During a Wednesday appearance on Fox News, Democratic presidential candidate Tulsi Gabbard agreed with conservative political commentator Tucker Carlson's description of Hillary Clinton as a "neocon," The Hill reports.
On an episode of his eponymous show, Carlson asked Gabbard whether he was "imagining" that Clinton is a "full-blown neocon."
"No, you're not imagining," Gabbard responded. "I think everybody knows and understands that she is a warmonger. And it is her record that is proof of that."
The discussion comes following Iran's attacks on Iraq airbases housing U.S. soldiers, which were retaliation for the assassination of top Iranian general Qassem Soleimani. The attacks led to #ivotedforHillaryClinton trending on Twitter, but Carlson suggested that the former secretary of state would be more likely to take military action against Iran, were she president.
In particular, Carlson pointed to Clinton's past remarks in a 2008 interview with ABC.
"If Iran were to launch a nuclear attack on Israel, what would our response be?

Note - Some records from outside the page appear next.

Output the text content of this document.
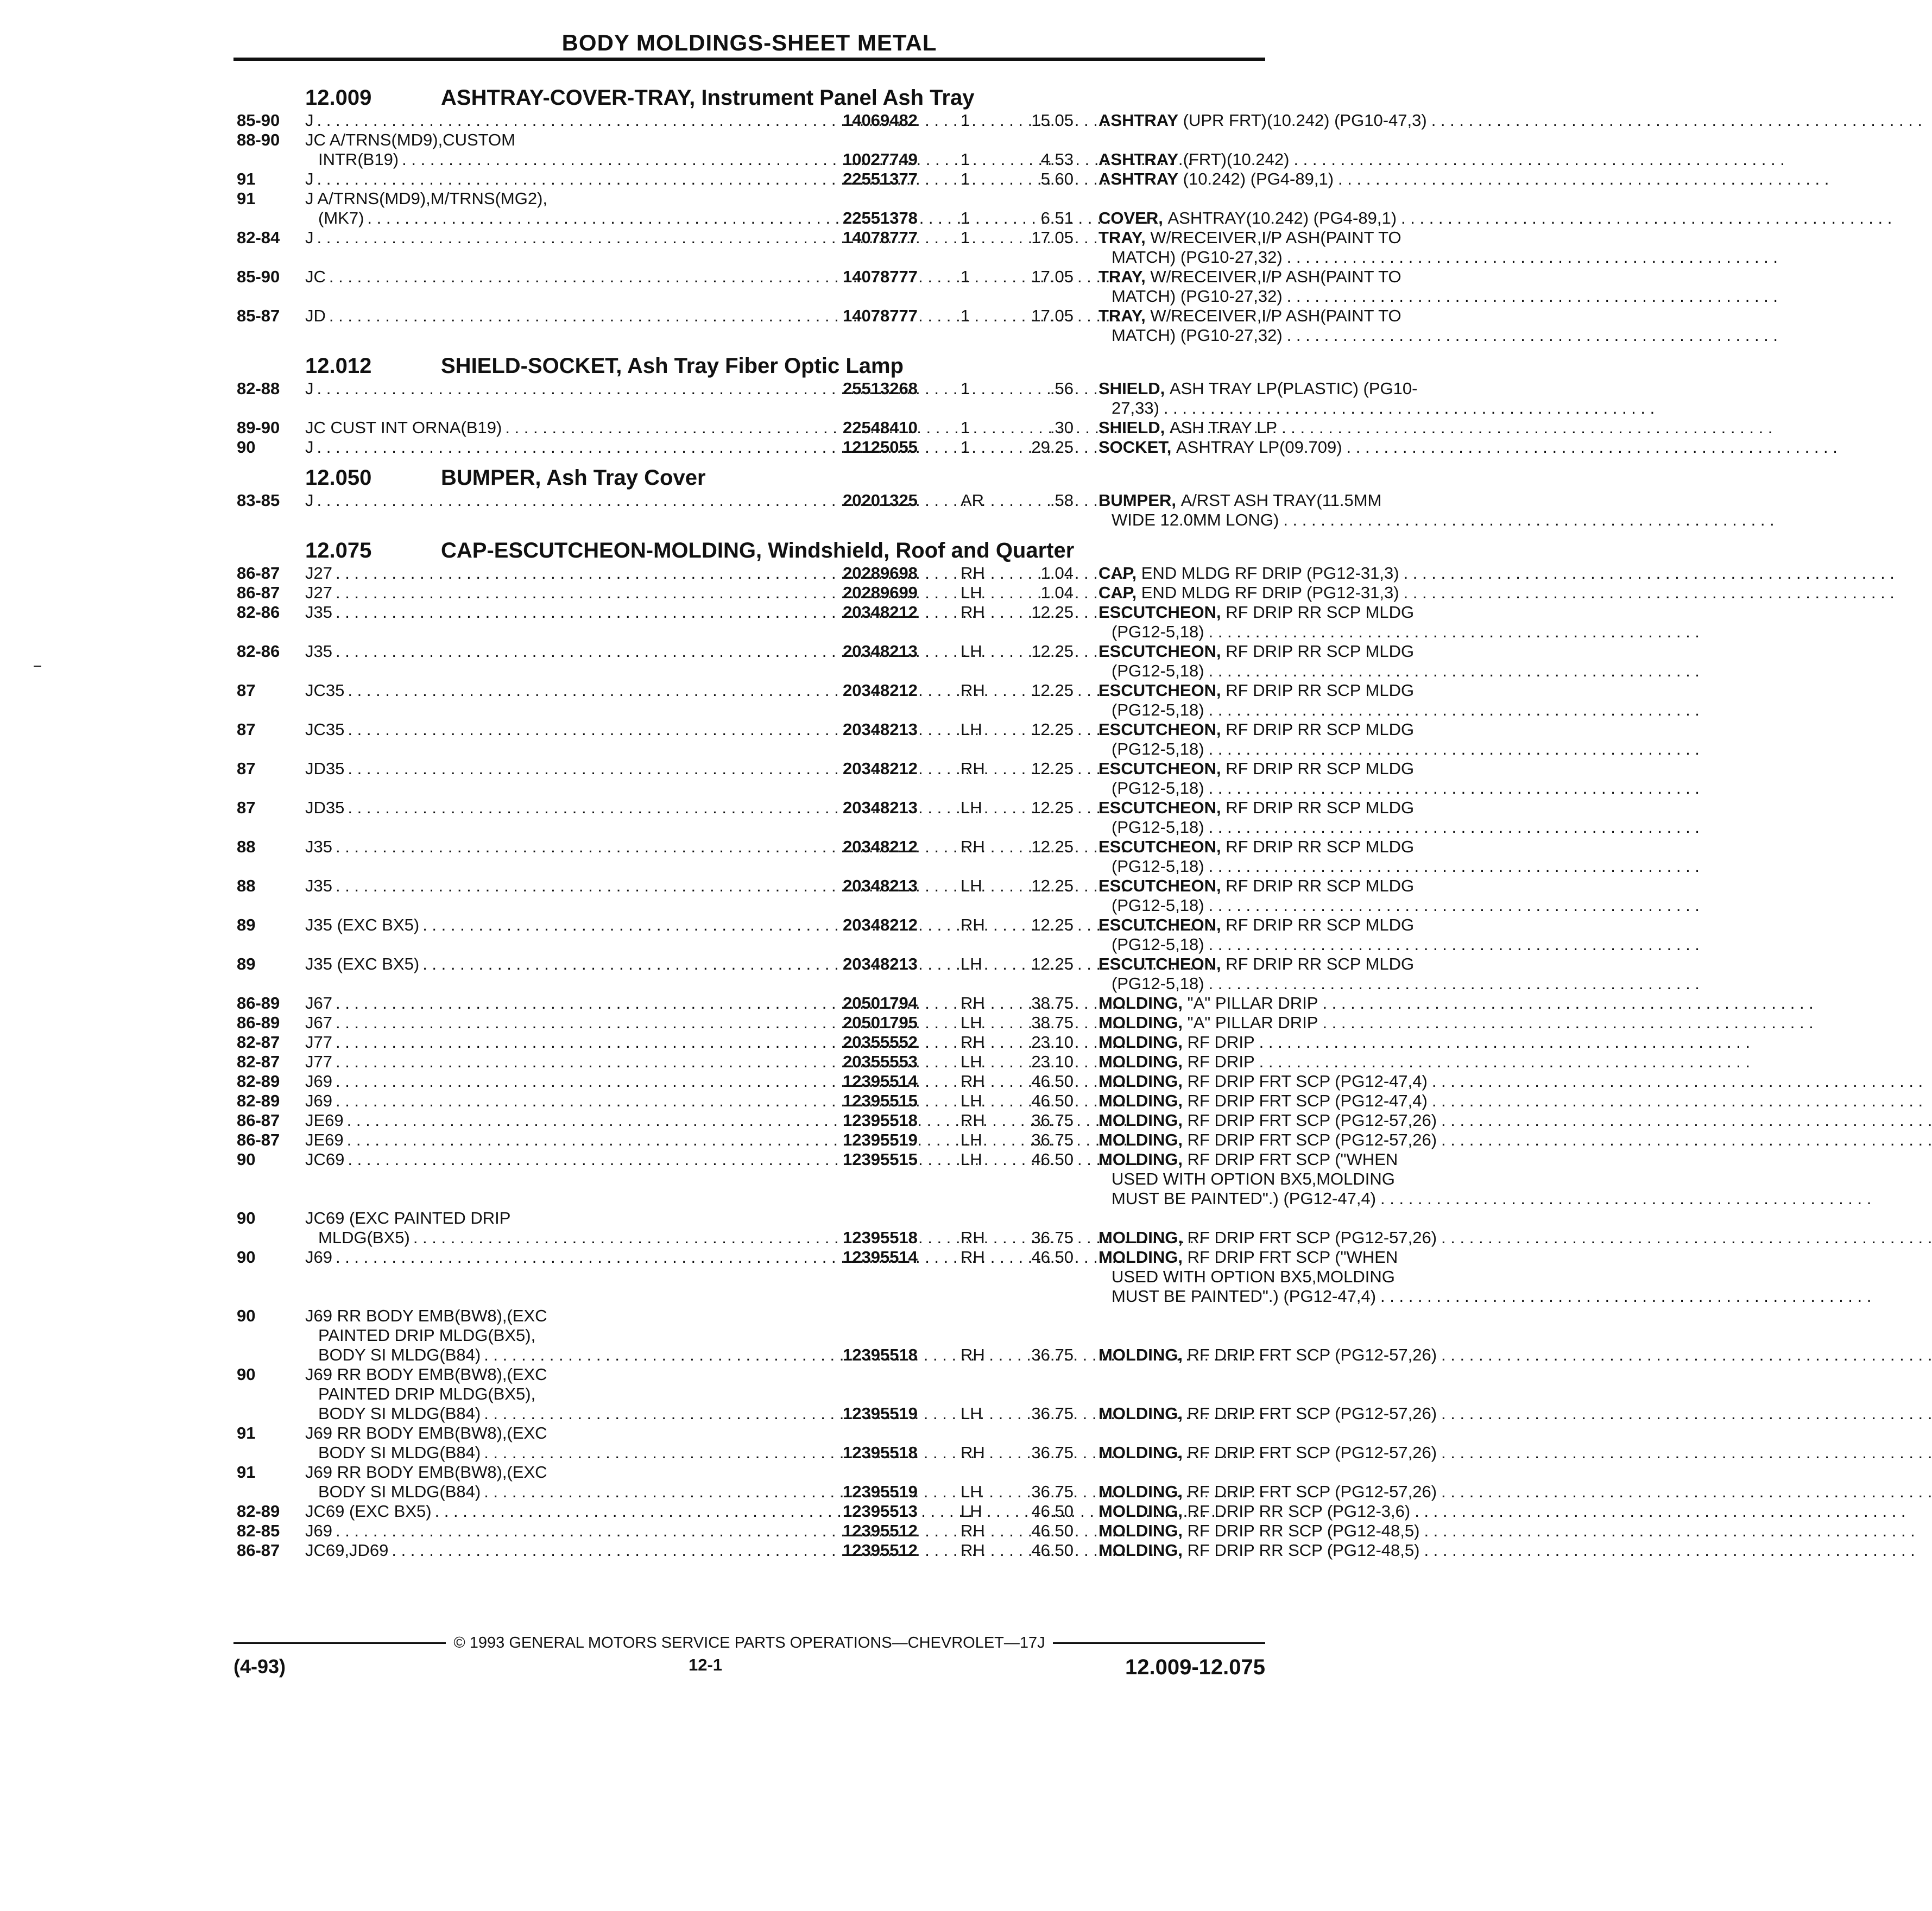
BODY MOLDINGS-SHEET METAL
12.009	ASHTRAY-COVER-TRAY, Instrument Panel Ash Tray
85-90	J . . .	14069482	1	15.05	ASHTRAY
(UPR FRT)(10.242) (PG10-47,3)
. . .
88-90	JC A/TRNS(MD9),CUSTOM
INTR(B19) . . .	10027749	1	4.53	ASHTRAY
(FRT)(10.242)
. . .
91	J . . .	22551377	1	5.60	ASHTRAY
(10.242) (PG4-89,1)
. . .
91	J A/TRNS(MD9),M/TRNS(MG2),
(MK7) . . .	22551378	1	6.51	COVER,
ASHTRAY(10.242) (PG4-89,1)
. . .
82-84	J . . .	14078777	1	17.05	TRAY,
W/RECEIVER,I/P ASH(PAINT TO
MATCH) (PG10-27,32)
. . .
85-90	JC . . .	14078777	1	17.05	TRAY,
W/RECEIVER,I/P ASH(PAINT TO
MATCH) (PG10-27,32)
. . .
85-87	JD . . .	14078777	1	17.05	TRAY,
W/RECEIVER,I/P ASH(PAINT TO
MATCH) (PG10-27,32)
. . .
12.012	SHIELD-SOCKET, Ash Tray Fiber Optic Lamp
82-88	J . . .	25513268	1	.56	SHIELD,
ASH TRAY LP(PLASTIC) (PG10-
27,33)
. . .
89-90	JC CUST INT ORNA(B19) . . .	22548410	1	.30	SHIELD,
ASH TRAY LP
. . .
90	J . . .	12125055	1	29.25	SOCKET,
ASHTRAY LP(09.709)
. . .
12.050	BUMPER, Ash Tray Cover
83-85	J . . .	20201325	AR	.58	BUMPER,
A/RST ASH TRAY(11.5MM
WIDE 12.0MM LONG)
. . .
12.075	CAP-ESCUTCHEON-MOLDING, Windshield, Roof and Quarter
86-87	J27 . . .	20289698	RH	1.04	CAP,
END MLDG RF DRIP (PG12-31,3)
. . .
86-87	J27 . . .	20289699	LH	1.04	CAP,
END MLDG RF DRIP (PG12-31,3)
. . .
82-86	J35 . . .	20348212	RH	12.25	ESCUTCHEON,
RF DRIP RR SCP MLDG
(PG12-5,18)
. . .
82-86	J35 . . .	20348213	LH	12.25	ESCUTCHEON,
RF DRIP RR SCP MLDG
(PG12-5,18)
. . .
87	JC35 . . .	20348212	RH	12.25	ESCUTCHEON,
RF DRIP RR SCP MLDG
(PG12-5,18)
. . .
87	JC35 . . .	20348213	LH	12.25	ESCUTCHEON,
RF DRIP RR SCP MLDG
(PG12-5,18)
. . .
87	JD35 . . .	20348212	RH	12.25	ESCUTCHEON,
RF DRIP RR SCP MLDG
(PG12-5,18)
. . .
87	JD35 . . .	20348213	LH	12.25	ESCUTCHEON,
RF DRIP RR SCP MLDG
(PG12-5,18)
. . .
88	J35 . . .	20348212	RH	12.25	ESCUTCHEON,
RF DRIP RR SCP MLDG
(PG12-5,18)
. . .
88	J35 . . .	20348213	LH	12.25	ESCUTCHEON,
RF DRIP RR SCP MLDG
(PG12-5,18)
. . .
89	J35 (EXC BX5) . . .	20348212	RH	12.25	ESCUTCHEON,
RF DRIP RR SCP MLDG
(PG12-5,18)
. . .
89	J35 (EXC BX5) . . .	20348213	LH	12.25	ESCUTCHEON,
RF DRIP RR SCP MLDG
(PG12-5,18)
. . .
86-89	J67 . . .	20501794	RH	38.75	MOLDING,
"A" PILLAR DRIP
. . .
86-89	J67 . . .	20501795	LH	38.75	MOLDING,
"A" PILLAR DRIP
. . .
82-87	J77 . . .	20355552	RH	23.10	MOLDING,
RF DRIP
. . .
82-87	J77 . . .	20355553	LH	23.10	MOLDING,
RF DRIP
. . .
82-89	J69 . . .	12395514	RH	46.50	MOLDING,
RF DRIP FRT SCP (PG12-47,4)
. . .
82-89	J69 . . .	12395515	LH	46.50	MOLDING,
RF DRIP FRT SCP (PG12-47,4)
. . .
86-87	JE69 . . .	12395518	RH	36.75	MOLDING,
RF DRIP FRT SCP (PG12-57,26)
. . .
86-87	JE69 . . .	12395519	LH	36.75	MOLDING,
RF DRIP FRT SCP (PG12-57,26)
. . .
90	JC69 . . .	12395515	LH	46.50	MOLDING,
RF DRIP FRT SCP ("WHEN
USED WITH OPTION BX5,MOLDING
MUST BE PAINTED".) (PG12-47,4)
. . .
90	JC69 (EXC PAINTED DRIP
MLDG(BX5) . . .	12395518	RH	36.75	MOLDING,
RF DRIP FRT SCP (PG12-57,26)
. . .
90	J69 . . .	12395514	RH	46.50	MOLDING,
RF DRIP FRT SCP ("WHEN
USED WITH OPTION BX5,MOLDING
MUST BE PAINTED".) (PG12-47,4)
. . .
90	J69 RR BODY EMB(BW8),(EXC
PAINTED DRIP MLDG(BX5),
BODY SI MLDG(B84) . . .	12395518	RH	36.75	MOLDING,
RF DRIP FRT SCP (PG12-57,26)
. . .
90	J69 RR BODY EMB(BW8),(EXC
PAINTED DRIP MLDG(BX5),
BODY SI MLDG(B84) . . .	12395519	LH	36.75	MOLDING,
RF DRIP FRT SCP (PG12-57,26)
. . .
91	J69 RR BODY EMB(BW8),(EXC
BODY SI MLDG(B84) . . .	12395518	RH	36.75	MOLDING,
RF DRIP FRT SCP (PG12-57,26)
. . .
91	J69 RR BODY EMB(BW8),(EXC
BODY SI MLDG(B84) . . .	12395519	LH	36.75	MOLDING,
RF DRIP FRT SCP (PG12-57,26)
. . .
82-89	JC69 (EXC BX5) . . .	12395513	LH	46.50	MOLDING,
RF DRIP RR SCP (PG12-3,6)
. . .
82-85	J69 . . .	12395512	RH	46.50	MOLDING,
RF DRIP RR SCP (PG12-48,5)
. . .
86-87	JC69,JD69 . . .	12395512	RH	46.50	MOLDING,
RF DRIP RR SCP (PG12-48,5)
. . .
© 1993 GENERAL MOTORS SERVICE PARTS OPERATIONS—CHEVROLET—17J
(4-93)	12-1	12.009-12.075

I want the Iranians to know that if I'm the president, we will attack Iran," she said at the time.
Gabbard appeared to agree with Carlson's sentiments before turning to her own military experience serving in the Iraq War.
"I'm the only candidate running for president who served in uniform in Iraq — and understand very clearly the situation there."The Hawaii congresswoman said that she has been calling for the withdrawal of troops from Syria and Iraq "for days now," noting that troop deployment should only be authorized when there is a "very clear mission that is achievable" or a mission that "serves our country's national security interest." Gabbard added that she doesn't believe any of these criteria are met in the current situation.
Gabbard's comments echo Carlson's recent criticisms of Donald Trump's approach to Iran. The Fox News commentator previously said on his show that history reveals that a prolonged conflict in Iran is possible, also suggesting that it's not always in the best interests of the U.S. to get involved in other country's affairs.
As for the 38-year-old congresswoman's comments on Clinton, the pair have been taking shots at each other for months. The feud began when Clinton suggested Russia was grooming Gabbard for a third-party run, which led to Gabbard blasting the former Democratic presidential nominee for her foreign policy record.
According to Gabbard, Clinton has been a strong advocate for foreign wars, given her record on Iraq, Syria, and Libya. She also expressed her belief that the former first lady's approach to foreign policy was mirrored in many of the Democratic presidential candidates in the race at the time.